From July 15 to August 15, 20 percent of our charts were scanned into the system. We determined that after August 15, charts would be scanned in on an as-needed basis before each patient appointment, with a planned incremental roll out of one office site at a time. The SRS specialist returned right before our go-live to reinforce the training and to be available for last-minute questions. All office sites successfully went live within one week.

Five part-time interns continued the bar coding and chart scanning regimen from August 15 until the end of January 2006. At that time, a total of 70,000 charts were scanned into the system.

Results
Freedom Chart Manager also gave us desirable workflow options such as messaging, electronic prescriptions, flow sheeting, and order entry and management. For example, instead of going through the tedious process of pulling paper charts, attaching biopsies, having doctors approve them and finally signing off, only to file again, a process which ordinarily took days, the system allows the doctor to review everything electronically at a computer in the office or a remote location and complete the entire task in a few minutes.

Allocation of staff time changed with the implementation, too. It used to take one file person, as well as a nurse, just to handle incoming phone messages. Now it takes only one nurse to handle 35 to 40 phone messages with biopsies and prescription results each day.

Today, we waste not even one minute playing phone tag with the doctors at the various office sites. Instead of several calls to each physician daily, personnel put their messages on the SRS system. Our doctors have SRS on their laptops and can send messages back and forth even on weekends or if they are out of town. Generally, our physicians check their messages three times per day and within four hours or less, they respond—even if they are at the hospital or at home.

The system has saved us labor costs. Less than six months post-implementation, we released three part-time file clerks, each working 22 hours per week. Salary and benefits represent a recurring savings of almost $34,320 for our practice.

This ROI was further enhanced through redeployment of existing staff. With our old traditional paper chart system, front desk personnel at each of our practice locations were always involved in searching for charts. Before the SRS implementation, one office site had five full-time receptionists. Now, because patient volume at two of our offices has grown approximately 30 percent and 50 percent respectively, two of those receptionists split their time between those sites, which formerly had only one receptionist per office. We would have had to hire at least 1.3 additional FTEs to manage the increased patient volume in those locations, but since we transferred people into those areas, no additional hiring was necessary. Salary and benefits represent a recurring savings of $60,170.
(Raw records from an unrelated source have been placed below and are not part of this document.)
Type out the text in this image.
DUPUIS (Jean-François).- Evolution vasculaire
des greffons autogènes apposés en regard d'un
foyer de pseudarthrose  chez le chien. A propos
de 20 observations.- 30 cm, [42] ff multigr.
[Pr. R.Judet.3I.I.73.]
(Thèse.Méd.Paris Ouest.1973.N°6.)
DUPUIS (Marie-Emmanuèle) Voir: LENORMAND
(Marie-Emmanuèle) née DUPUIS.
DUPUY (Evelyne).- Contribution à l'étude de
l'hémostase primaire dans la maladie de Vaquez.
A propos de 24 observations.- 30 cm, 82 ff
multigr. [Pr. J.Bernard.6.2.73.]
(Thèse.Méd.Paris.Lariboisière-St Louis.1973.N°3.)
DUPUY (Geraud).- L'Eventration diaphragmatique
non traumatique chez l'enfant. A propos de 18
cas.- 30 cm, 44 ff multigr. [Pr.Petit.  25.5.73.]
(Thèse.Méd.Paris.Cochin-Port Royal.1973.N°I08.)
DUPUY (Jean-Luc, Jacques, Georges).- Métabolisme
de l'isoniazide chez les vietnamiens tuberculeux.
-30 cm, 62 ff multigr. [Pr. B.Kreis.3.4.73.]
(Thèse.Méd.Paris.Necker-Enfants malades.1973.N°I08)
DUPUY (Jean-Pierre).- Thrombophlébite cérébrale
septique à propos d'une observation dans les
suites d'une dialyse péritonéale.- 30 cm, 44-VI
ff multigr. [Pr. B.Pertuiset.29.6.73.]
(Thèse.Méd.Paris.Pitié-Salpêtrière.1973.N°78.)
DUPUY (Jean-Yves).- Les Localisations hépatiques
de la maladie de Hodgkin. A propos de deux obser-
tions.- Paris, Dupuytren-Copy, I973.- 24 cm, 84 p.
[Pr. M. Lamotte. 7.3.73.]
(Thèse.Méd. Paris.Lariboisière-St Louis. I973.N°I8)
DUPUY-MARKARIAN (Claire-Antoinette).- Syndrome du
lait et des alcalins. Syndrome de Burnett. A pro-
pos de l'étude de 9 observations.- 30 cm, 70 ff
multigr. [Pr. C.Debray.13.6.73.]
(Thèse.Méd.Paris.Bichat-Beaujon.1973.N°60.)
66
In January 2006, we opened our seventh office location. Ordinarily, our plans would have entailed space for a patient chart room, but because we now have a paperless document management system in place, there was no need. At $30 per square foot, using one less room represents a yearly savings of $1,500 rental costs plus the monies for mobile chart shelving at a cost of $3,265. Our other six locations have more space now that the charts are gone, too. We plan to reallocate the chart room space as employee rest/lunch areas at some office locations and as a conference room for staff at another site.

With electronic versions of all our forms, paper and printing costs have dropped, along with the number of faxes, since we no longer have to fax documents between offices. Our printing costs are down 60 percent since we only print letterhead, appointment cards plus some brochures, for an estimated annual savings of $9,000. Savings on chart costs and supplies represent an additional $9,000 per year for all our office locations. And, since we no longer have to transport hard copy documents from office to office, our courier costs have been reduced by 75 percent, an additional $8,000 annual savings.

Another impressive statistic is zero, representing the number of lost charts we now experience. The system has the full support of all physicians and staff, including those who initially voiced concerns. Even patients have noticed the new electronic system, recognizing that our established practice is moving forward technologically.